A similar thing happened with the camera side of things. I was a bit scared of the thought of pointing my camera straight up into the sun, and I wanted to experience the event through my own eyes, not just through a DSLR or cellphone camera.

Up until the day of the eclipse, I was somehow content just letting other folks try to capture it, while I tried to capture the event with my own eyes. But the friend I met up with in Oregon convinced me that it was no problem to photograph at 100% totality (I’m not sure of this still - I’d use a filter next time!). Ok, at least worth a try. And I was sure to turn the camera away after the sun quickly started emerging from the other side of the moon. I think I got some decent photos, especially for being so unprepared!

The total eclipse of the sun

The eclipse itself was an eerie experience. It brought back memories of an old teacher from middle school describing a total eclipse to the class. I remember, or think I remember, her describing that the birds almost seem to start chirping more, as is their wont before sunset. The sky becomes very dark, and the air becomes cold, like a mini-night during the day.

These things predictably happened just as my old teacher described them, but it’s quite something else to actually be there to experience it.

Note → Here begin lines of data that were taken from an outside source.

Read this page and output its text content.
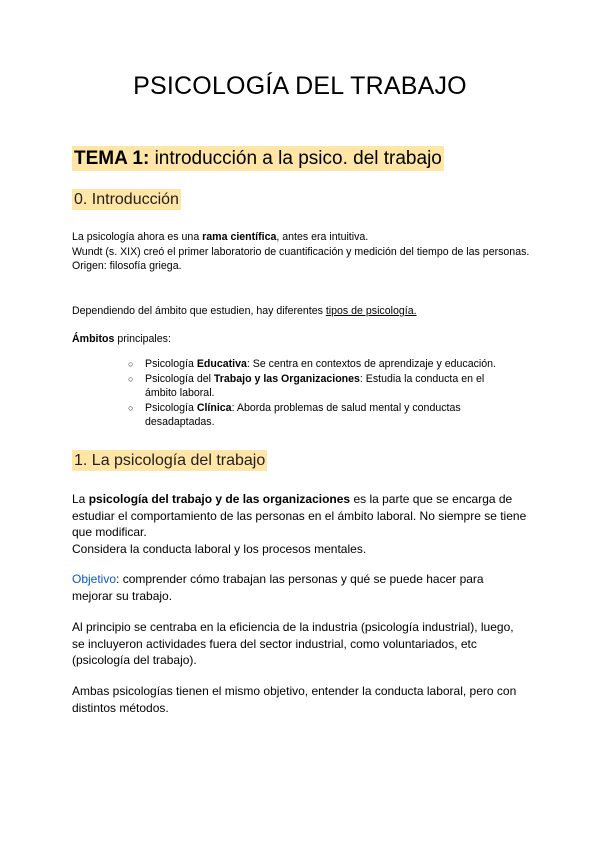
PSICOLOGÍA DEL TRABAJO
TEMA 1: introducción a la psico. del trabajo
0. Introducción

La psicología ahora es una rama científica, antes era intuitiva.

Wundt (s. XIX) creó el primer laboratorio de cuantificación y medición del tiempo de las personas.

Origen: filosofía griega.

Dependiendo del ámbito que estudien, hay diferentes tipos de psicología.
Ámbitos principales:
○ Psicología Educativa: Se centra en contextos de aprendizaje y educación.
○ Psicología del Trabajo y las Organizaciones: Estudia la conducta en el ámbito laboral.
○ Psicología Clínica: Aborda problemas de salud mental y conductas desadaptadas.
1. La psicología del trabajo

La psicología del trabajo y de las organizaciones es la parte que se encarga de estudiar el comportamiento de las personas en el ámbito laboral. No siempre se tiene que modificar.

Considera la conducta laboral y los procesos mentales.

Objetivo: comprender cómo trabajan las personas y qué se puede hacer para mejorar su trabajo.
Al principio se centraba en la eficiencia de la industria (psicología industrial), luego, se incluyeron actividades fuera del sector industrial, como voluntariados, etc (psicología del trabajo).
Ambas psicologías tienen el mismo objetivo, entender la conducta laboral, pero con distintos métodos.
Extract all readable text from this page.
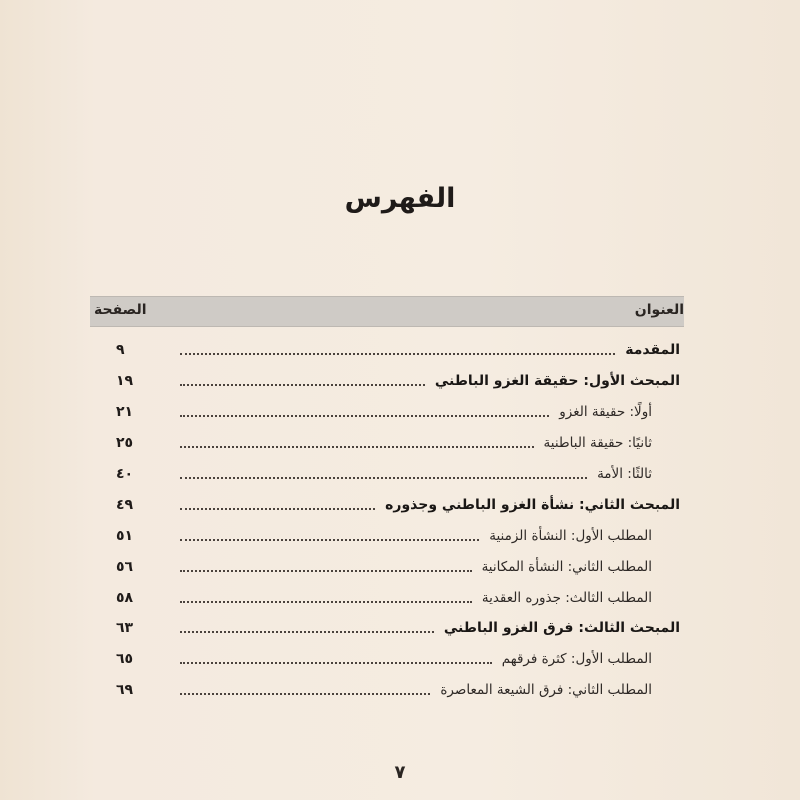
الفهرس
العنوان
الصفحة
المقدمة
٩
المبحث الأول: حقيقة الغزو الباطني
١٩
أولًا: حقيقة الغزو
٢١
ثانيًا: حقيقة الباطنية
٢٥
ثالثًا: الأمة
٤٠
المبحث الثاني: نشأة الغزو الباطني وجذوره
٤٩
المطلب الأول: النشأة الزمنية
٥١
المطلب الثاني: النشأة المكانية
٥٦
المطلب الثالث: جذوره العقدية
٥٨
المبحث الثالث: فرق الغزو الباطني
٦٣
المطلب الأول: كثرة فرقهم
٦٥
المطلب الثاني: فرق الشيعة المعاصرة
٦٩
٧
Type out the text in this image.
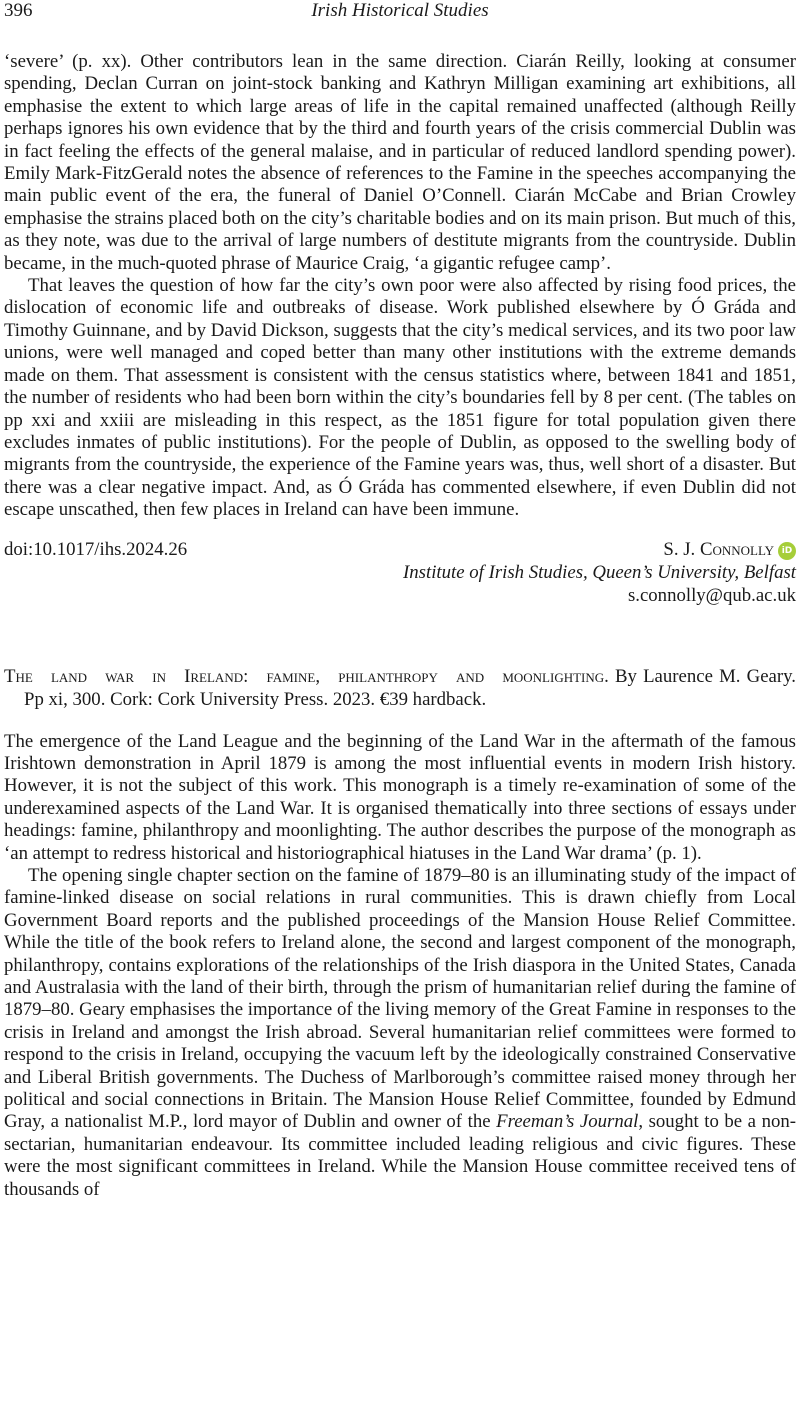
396	Irish Historical Studies

‘severe’ (p. xx). Other contributors lean in the same direction. Ciarán Reilly, looking at consumer spending, Declan Curran on joint-stock banking and Kathryn Milligan examining art exhibitions, all emphasise the extent to which large areas of life in the capital remained unaffected (although Reilly perhaps ignores his own evidence that by the third and fourth years of the crisis commercial Dublin was in fact feeling the effects of the general malaise, and in particular of reduced landlord spending power). Emily Mark-FitzGerald notes the absence of references to the Famine in the speeches accompanying the main public event of the era, the funeral of Daniel O’Connell. Ciarán McCabe and Brian Crowley emphasise the strains placed both on the city’s charitable bodies and on its main prison. But much of this, as they note, was due to the arrival of large numbers of destitute migrants from the countryside. Dublin became, in the much-quoted phrase of Maurice Craig, ‘a gigantic refugee camp’.

That leaves the question of how far the city’s own poor were also affected by rising food prices, the dislocation of economic life and outbreaks of disease. Work published elsewhere by Ó Gráda and Timothy Guinnane, and by David Dickson, suggests that the city’s medical services, and its two poor law unions, were well managed and coped better than many other institutions with the extreme demands made on them. That assessment is consistent with the census statistics where, between 1841 and 1851, the number of residents who had been born within the city’s boundaries fell by 8 per cent. (The tables on pp xxi and xxiii are misleading in this respect, as the 1851 figure for total population given there excludes inmates of public institutions). For the people of Dublin, as opposed to the swelling body of migrants from the countryside, the experience of the Famine years was, thus, well short of a disaster. But there was a clear negative impact. And, as Ó Gráda has commented elsewhere, if even Dublin did not escape unscathed, then few places in Ireland can have been immune.

doi:10.1017/ihs.2024.26	S. J. Connolly iD
Institute of Irish Studies, Queen’s University, Belfast
s.connolly@qub.ac.uk
The land war in Ireland: famine, philanthropy and moonlighting. By Laurence M. Geary. Pp xi, 300. Cork: Cork University Press. 2023. €39 hardback.

The emergence of the Land League and the beginning of the Land War in the aftermath of the famous Irishtown demonstration in April 1879 is among the most influential events in modern Irish history. However, it is not the subject of this work. This monograph is a timely re-examination of some of the underexamined aspects of the Land War. It is organised thematically into three sections of essays under headings: famine, philanthropy and moonlighting. The author describes the purpose of the monograph as ‘an attempt to redress historical and historiographical hiatuses in the Land War drama’ (p. 1).

The opening single chapter section on the famine of 1879–80 is an illuminating study of the impact of famine-linked disease on social relations in rural communities. This is drawn chiefly from Local Government Board reports and the published proceedings of the Mansion House Relief Committee. While the title of the book refers to Ireland alone, the second and largest component of the monograph, philanthropy, contains explorations of the relationships of the Irish diaspora in the United States, Canada and Australasia with the land of their birth, through the prism of humanitarian relief during the famine of 1879–80. Geary emphasises the importance of the living memory of the Great Famine in responses to the crisis in Ireland and amongst the Irish abroad. Several humanitarian relief committees were formed to respond to the crisis in Ireland, occupying the vacuum left by the ideologically constrained Conservative and Liberal British governments. The Duchess of Marlborough’s committee raised money through her political and social connections in Britain. The Mansion House Relief Committee, founded by Edmund Gray, a nationalist M.P., lord mayor of Dublin and owner of the Freeman’s Journal, sought to be a non-sectarian, humanitarian endeavour. Its committee included leading religious and civic figures. These were the most significant committees in Ireland. While the Mansion House committee received tens of thousands of
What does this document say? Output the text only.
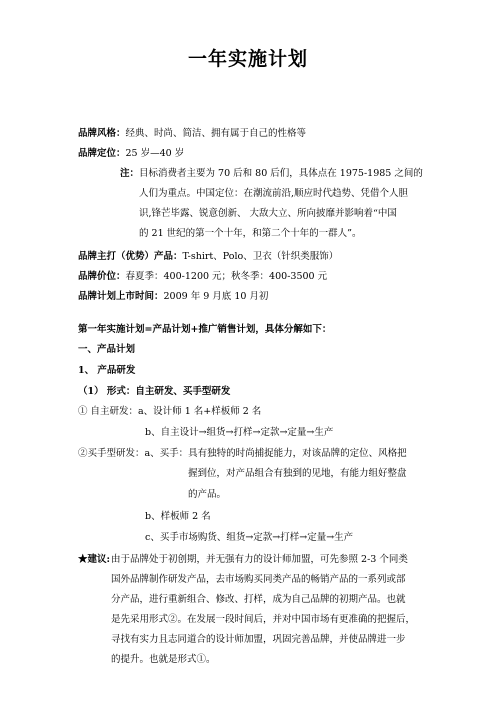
一年实施计划
品牌风格：经典、时尚、简洁、拥有属于自己的性格等
品牌定位：25 岁—40 岁
注： 目标消费者主要为 70 后和 80 后们，具体点在 1975-1985 之间的
人们为重点。中国定位：在潮流前沿,顺应时代趋势、凭借个人胆
识,锋芒毕露、锐意创新、 大敌大立、所向披靡并影响着“中国
的 21 世纪的第一个十年，和第二个十年的一群人”。
品牌主打（优势）产品：T-shirt、Polo、卫衣（针织类服饰）
品牌价位：春夏季：400-1200 元；秋冬季：400-3500 元
品牌计划上市时间：2009 年 9 月底 10 月初
第一年实施计划=产品计划+推广销售计划，具体分解如下：
一、产品计划
1、 产品研发
（1） 形式：自主研发、买手型研发
① 自主研发：a、设计师 1 名+样板师 2 名
b、自主设计→组货→打样→定款→定量→生产
②买手型研发：a、买手：具有独特的时尚捕捉能力，对该品牌的定位、风格把
握到位，对产品组合有独到的见地，有能力组好整盘
的产品。
b、样板师 2 名
c、买手市场购货、组货→定款→打样→定量→生产
★建议: 由于品牌处于初创期，并无强有力的设计师加盟，可先参照 2-3 个同类
国外品牌制作研发产品，去市场购买同类产品的畅销产品的一系列或部
分产品，进行重新组合、修改、打样，成为自己品牌的初期产品。也就
是先采用形式②。在发展一段时间后，并对中国市场有更准确的把握后，
寻找有实力且志同道合的设计师加盟，巩固完善品牌，并使品牌进一步
的提升。也就是形式①。
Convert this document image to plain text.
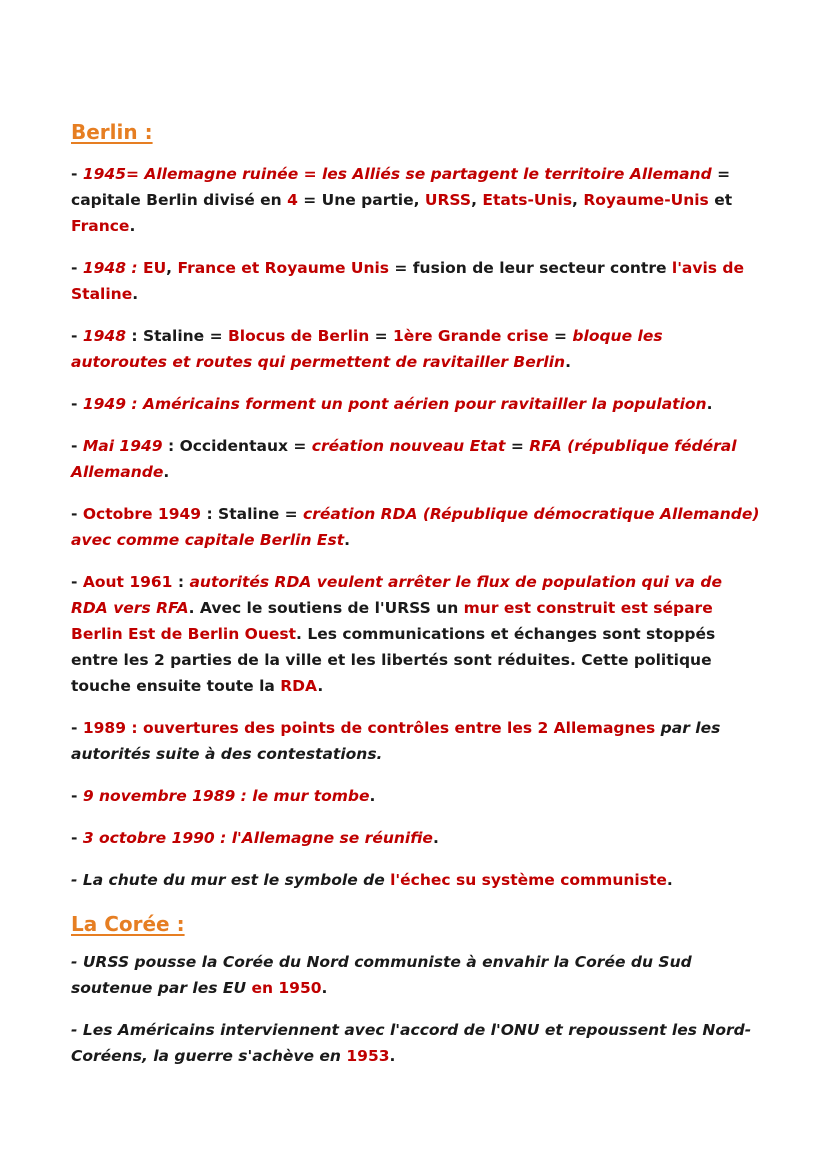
Berlin :

- 1945= Allemagne ruinée = les Alliés se partagent le territoire Allemand = capitale Berlin divisé en 4 = Une partie, URSS, Etats-Unis, Royaume-Unis et France.

- 1948 : EU, France et Royaume Unis = fusion de leur secteur contre l'avis de Staline.

- 1948 : Staline = Blocus de Berlin = 1ère Grande crise = bloque les autoroutes et routes qui permettent de ravitailler Berlin.

- 1949 : Américains forment un pont aérien pour ravitailler la population.

- Mai 1949 : Occidentaux = création nouveau Etat = RFA (république fédéral Allemande.

- Octobre 1949 : Staline = création RDA (République démocratique Allemande) avec comme capitale Berlin Est.

- Aout 1961 : autorités RDA veulent arrêter le flux de population qui va de RDA vers RFA. Avec le soutiens de l'URSS un mur est construit est sépare Berlin Est de Berlin Ouest. Les communications et échanges sont stoppés entre les 2 parties de la ville et les libertés sont réduites. Cette politique touche ensuite toute la RDA.

- 1989 : ouvertures des points de contrôles entre les 2 Allemagnes par les autorités suite à des contestations.

- 9 novembre 1989 : le mur tombe.

- 3 octobre 1990 : l'Allemagne se réunifie.

- La chute du mur est le symbole de l'échec su système communiste.

La Corée :

- URSS pousse la Corée du Nord communiste à envahir la Corée du Sud soutenue par les EU en 1950.

- Les Américains interviennent avec l'accord de l'ONU et repoussent les Nord-Coréens, la guerre s'achève en 1953.
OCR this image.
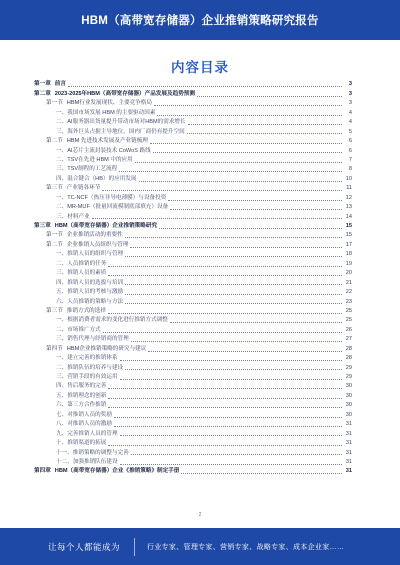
HBM（高带宽存储器）企业推销策略研究报告
内容目录
第一章 前言	3
第二章 2023-2025年HBM（高带宽存储器）产品发展及趋势预测	3
第一节 HBM行业发展现状、主要竞争格局	3
一、我国市场发展 HBM 的主要驱动因素	4
二、AI服务器出货量提升带动市场对HBM的需求增长	4
三、海外巨头占据主导地位，国内厂商仍有提升空间	5
第二节 HBM 先进技术发展及产业链梳理	6
一、AI芯片主流封装技术 CoWoS 路线	6
二、TSV在先进 HBM 中的应用	7
三、TSV制程的工艺流程	8
四、混合键合（HB）的应用发展	10
第三节 产业链各环节	11
一、TC-NCF（热压非导电薄膜）与设备投资	12
二、MR-MUF（批量回流模制底部填充）设备	13
三、材料产业	14
第三章 HBM（高带宽存储器）企业推销策略研究	15
第一节 企业推销活动的重要性	15
第二节 企业推销人员组织与管理	17
一、推销人员的组织与管理	18
二、人员推销的任务	19
三、推销人员的素质	20
四、推销人员的选拔与培训	21
五、推销人员的考核与激励	22
六、人员推销的策略与方法	23
第三节 推销方式的选择	25
一、根据消费者需求的变化进行推销方式调整	25
二、市场推广方式	26
三、销售代理与经销商的管理	27
第四节 HBM企业推销策略的研究与建议	28
一、建立完善的推销体系	28
二、推销队伍的培养与建设	29
三、营销手段的有效运用	29
四、售后服务的完善	30
五、推销理念的创新	30
六、第三方合作推销	30
七、对推销人员的奖励	30
八、对推销人员的激励	31
九、完善推销人员的管理	31
十、推销渠道的拓展	31
十一、推销策略的调整与完善	31
十二、加强推销队伍建设	31
第四章 HBM（高带宽存储器）企业《推销策略》制定手册	31
2
让每个人都能成为	行业专家、管理专家、营销专家、战略专家、成本企业家……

In the minutes leading up to the total eclipse, the sun slowly dims, as if you just put on a pair of sunglasses, and soon as if you put on a second pair of sunglasses over the previous pair. It’s tough for video cameras to capture this effect on the landscape, since they’ll try to cancel out the effect with exposure compensation (instead, look to doing things in full manual mode if you can).

The landscape gets darker and the air noticeably chillier. It’s amazing how fast that happens, and how quickly the sun can deny us its warmth.

When the moon covers the sun completely, you don’t have to look towards the sun to know it. Apparently that small difference between a 99% eclipse and a 100% is quite noticeable. The entire region goes dark, like an early night. If you’re on a vantage point, you can see the glow of sunlight in the distance, just like an approaching dawn. Eventually you do look up towards the sun to see some alien ring of light - the sun’s corona. It almost seems like you’re in some video game world.

It becomes uncomfortably chilly, and suddenly with the warmth taken away, you become more thankful for that warmth that’s now missing. No worries, as in a few minutes the sun starts peeking and it slowly starts refilling the valley with sunlight and warmth.

After a few more minutes, things are reasonably back to normal and it thankfully starts warming up. Apocalypse averted - for now.